The company told the researchers that the exposed server, which resided on Google Cloud, did not belong to it. The data, however, was clearly coming from People Data Labs.
Some of the information on the exposed Elasticsearch, the researchers revealed, came from OxyData, although this company too denied being the owner of that server. After receiving a copy of his own user record with the company, Troia confirmed that the leaked information came from there.
The researchers couldn’t establish who was responsible for leaving the server wide open to the Internet, but suggest that this is a customer of both People Data Labs and OxyData and that the data might have been misused rather than stolen.
“Due to the sheer amount of personal information included, combined with the complexities of identifying the data owner, this has the potential to raise questions on the effectiveness of our current privacy and breach notification laws,” the researchers conclude.
“From the perspective of the people whose information was part of this dump, this doesn’t qualify as a cut-and-dry data breach. The information ‘exposed,’ is already available on LinkedIn, Facebook, GitHub, etc. begging a larger discussion about how we feel about data aggregators who compile this information and sell it, because it’s a standard practice,” Dave Farrow, senior director of information security at Barracuda Networks, told SecurityWeek in an emailed comment.

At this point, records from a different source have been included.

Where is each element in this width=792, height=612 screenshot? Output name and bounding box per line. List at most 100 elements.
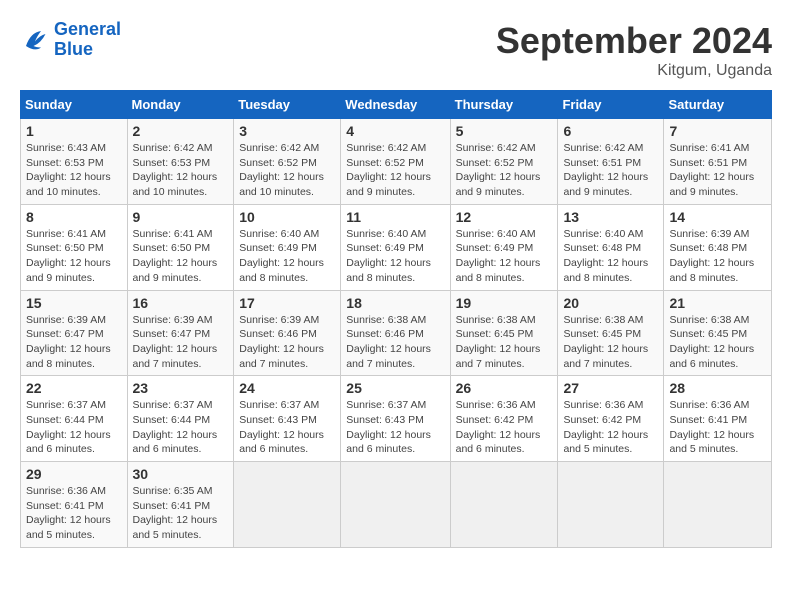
day-info: Sunrise: 6:39 AM Sunset: 6:46 PM Dayligh… [239,313,335,372]
day-info: Sunrise: 6:37 AM Sunset: 6:43 PM Dayligh… [346,398,444,457]
calendar-week-row: 22 Sunrise: 6:37 AM Sunset: 6:44 PM Dayl… [21,376,772,462]
calendar-day-header: Sunday [21,91,128,119]
calendar-cell: 21 Sunrise: 6:38 AM Sunset: 6:45 PM Dayl… [664,290,772,376]
logo-text: General Blue [54,20,121,60]
calendar-cell: 27 Sunrise: 6:36 AM Sunset: 6:42 PM Dayl… [558,376,664,462]
day-info: Sunrise: 6:39 AM Sunset: 6:48 PM Dayligh… [669,227,766,286]
day-number: 12 [456,209,553,225]
day-number: 2 [133,123,229,139]
day-number: 17 [239,295,335,311]
day-number: 1 [26,123,122,139]
calendar-day-header: Tuesday [234,91,341,119]
day-info: Sunrise: 6:38 AM Sunset: 6:45 PM Dayligh… [456,313,553,372]
day-info: Sunrise: 6:40 AM Sunset: 6:49 PM Dayligh… [346,227,444,286]
day-info: Sunrise: 6:35 AM Sunset: 6:41 PM Dayligh… [133,484,229,543]
day-number: 21 [669,295,766,311]
calendar-cell: 13 Sunrise: 6:40 AM Sunset: 6:48 PM Dayl… [558,204,664,290]
day-number: 26 [456,380,553,396]
day-number: 10 [239,209,335,225]
title-area: September 2024 Kitgum, Uganda [496,20,772,80]
calendar-cell: 8 Sunrise: 6:41 AM Sunset: 6:50 PM Dayli… [21,204,128,290]
day-number: 24 [239,380,335,396]
logo-bird-icon [20,25,50,55]
day-info: Sunrise: 6:42 AM Sunset: 6:52 PM Dayligh… [456,141,553,200]
calendar-cell: 9 Sunrise: 6:41 AM Sunset: 6:50 PM Dayli… [127,204,234,290]
calendar-week-row: 29 Sunrise: 6:36 AM Sunset: 6:41 PM Dayl… [21,462,772,548]
month-title: September 2024 [496,20,772,62]
day-info: Sunrise: 6:36 AM Sunset: 6:42 PM Dayligh… [563,398,658,457]
day-info: Sunrise: 6:38 AM Sunset: 6:45 PM Dayligh… [669,313,766,372]
calendar-cell: 24 Sunrise: 6:37 AM Sunset: 6:43 PM Dayl… [234,376,341,462]
day-number: 13 [563,209,658,225]
calendar-cell: 25 Sunrise: 6:37 AM Sunset: 6:43 PM Dayl… [341,376,450,462]
day-info: Sunrise: 6:36 AM Sunset: 6:41 PM Dayligh… [26,484,122,543]
calendar-cell: 16 Sunrise: 6:39 AM Sunset: 6:47 PM Dayl… [127,290,234,376]
day-info: Sunrise: 6:37 AM Sunset: 6:44 PM Dayligh… [26,398,122,457]
calendar-day-header: Wednesday [341,91,450,119]
calendar-cell: 23 Sunrise: 6:37 AM Sunset: 6:44 PM Dayl… [127,376,234,462]
day-number: 8 [26,209,122,225]
day-number: 30 [133,466,229,482]
calendar-cell: 5 Sunrise: 6:42 AM Sunset: 6:52 PM Dayli… [450,119,558,205]
day-info: Sunrise: 6:36 AM Sunset: 6:41 PM Dayligh… [669,398,766,457]
day-number: 3 [239,123,335,139]
calendar-cell: 20 Sunrise: 6:38 AM Sunset: 6:45 PM Dayl… [558,290,664,376]
day-number: 16 [133,295,229,311]
calendar-cell: 12 Sunrise: 6:40 AM Sunset: 6:49 PM Dayl… [450,204,558,290]
calendar-cell: 6 Sunrise: 6:42 AM Sunset: 6:51 PM Dayli… [558,119,664,205]
day-info: Sunrise: 6:40 AM Sunset: 6:49 PM Dayligh… [239,227,335,286]
calendar-cell [558,462,664,548]
calendar-day-header: Monday [127,91,234,119]
page-header: General Blue September 2024 Kitgum, Ugan… [20,20,772,80]
day-info: Sunrise: 6:37 AM Sunset: 6:44 PM Dayligh… [133,398,229,457]
day-info: Sunrise: 6:37 AM Sunset: 6:43 PM Dayligh… [239,398,335,457]
day-info: Sunrise: 6:42 AM Sunset: 6:51 PM Dayligh… [563,141,658,200]
calendar-cell: 30 Sunrise: 6:35 AM Sunset: 6:41 PM Dayl… [127,462,234,548]
calendar-cell [450,462,558,548]
calendar-cell: 29 Sunrise: 6:36 AM Sunset: 6:41 PM Dayl… [21,462,128,548]
calendar-cell: 7 Sunrise: 6:41 AM Sunset: 6:51 PM Dayli… [664,119,772,205]
calendar-cell: 11 Sunrise: 6:40 AM Sunset: 6:49 PM Dayl… [341,204,450,290]
day-number: 5 [456,123,553,139]
calendar-cell: 3 Sunrise: 6:42 AM Sunset: 6:52 PM Dayli… [234,119,341,205]
day-number: 28 [669,380,766,396]
day-number: 19 [456,295,553,311]
day-info: Sunrise: 6:43 AM Sunset: 6:53 PM Dayligh… [26,141,122,200]
calendar-table: SundayMondayTuesdayWednesdayThursdayFrid… [20,90,772,548]
calendar-day-header: Friday [558,91,664,119]
calendar-week-row: 8 Sunrise: 6:41 AM Sunset: 6:50 PM Dayli… [21,204,772,290]
calendar-cell [341,462,450,548]
calendar-cell: 26 Sunrise: 6:36 AM Sunset: 6:42 PM Dayl… [450,376,558,462]
day-info: Sunrise: 6:41 AM Sunset: 6:50 PM Dayligh… [133,227,229,286]
day-info: Sunrise: 6:41 AM Sunset: 6:51 PM Dayligh… [669,141,766,200]
day-number: 14 [669,209,766,225]
day-info: Sunrise: 6:40 AM Sunset: 6:48 PM Dayligh… [563,227,658,286]
day-number: 9 [133,209,229,225]
day-number: 29 [26,466,122,482]
calendar-day-header: Thursday [450,91,558,119]
day-info: Sunrise: 6:38 AM Sunset: 6:46 PM Dayligh… [346,313,444,372]
calendar-cell: 17 Sunrise: 6:39 AM Sunset: 6:46 PM Dayl… [234,290,341,376]
calendar-week-row: 15 Sunrise: 6:39 AM Sunset: 6:47 PM Dayl… [21,290,772,376]
calendar-cell: 14 Sunrise: 6:39 AM Sunset: 6:48 PM Dayl… [664,204,772,290]
day-number: 11 [346,209,444,225]
day-info: Sunrise: 6:42 AM Sunset: 6:53 PM Dayligh… [133,141,229,200]
calendar-cell: 10 Sunrise: 6:40 AM Sunset: 6:49 PM Dayl… [234,204,341,290]
day-info: Sunrise: 6:41 AM Sunset: 6:50 PM Dayligh… [26,227,122,286]
day-number: 4 [346,123,444,139]
day-number: 23 [133,380,229,396]
calendar-cell: 19 Sunrise: 6:38 AM Sunset: 6:45 PM Dayl… [450,290,558,376]
day-info: Sunrise: 6:39 AM Sunset: 6:47 PM Dayligh… [26,313,122,372]
calendar-cell [664,462,772,548]
day-info: Sunrise: 6:42 AM Sunset: 6:52 PM Dayligh… [239,141,335,200]
day-info: Sunrise: 6:42 AM Sunset: 6:52 PM Dayligh… [346,141,444,200]
calendar-cell: 2 Sunrise: 6:42 AM Sunset: 6:53 PM Dayli… [127,119,234,205]
day-number: 25 [346,380,444,396]
calendar-cell: 4 Sunrise: 6:42 AM Sunset: 6:52 PM Dayli… [341,119,450,205]
calendar-cell [234,462,341,548]
calendar-cell: 15 Sunrise: 6:39 AM Sunset: 6:47 PM Dayl… [21,290,128,376]
day-number: 15 [26,295,122,311]
day-info: Sunrise: 6:39 AM Sunset: 6:47 PM Dayligh… [133,313,229,372]
day-number: 18 [346,295,444,311]
calendar-day-header: Saturday [664,91,772,119]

Jason Kent, hacker at Cequence Security, also commented via email, saying, “Here we see a new and potentially dangerous correlation of data like never before. […] if an attacker has a rich set of data, they can formulate very targeted attacks. The sorts of attacks that can result in knowing password recovery information, financial data, communication patterns, social structures, this is how people in power can be targeted and eventually the attack can work.”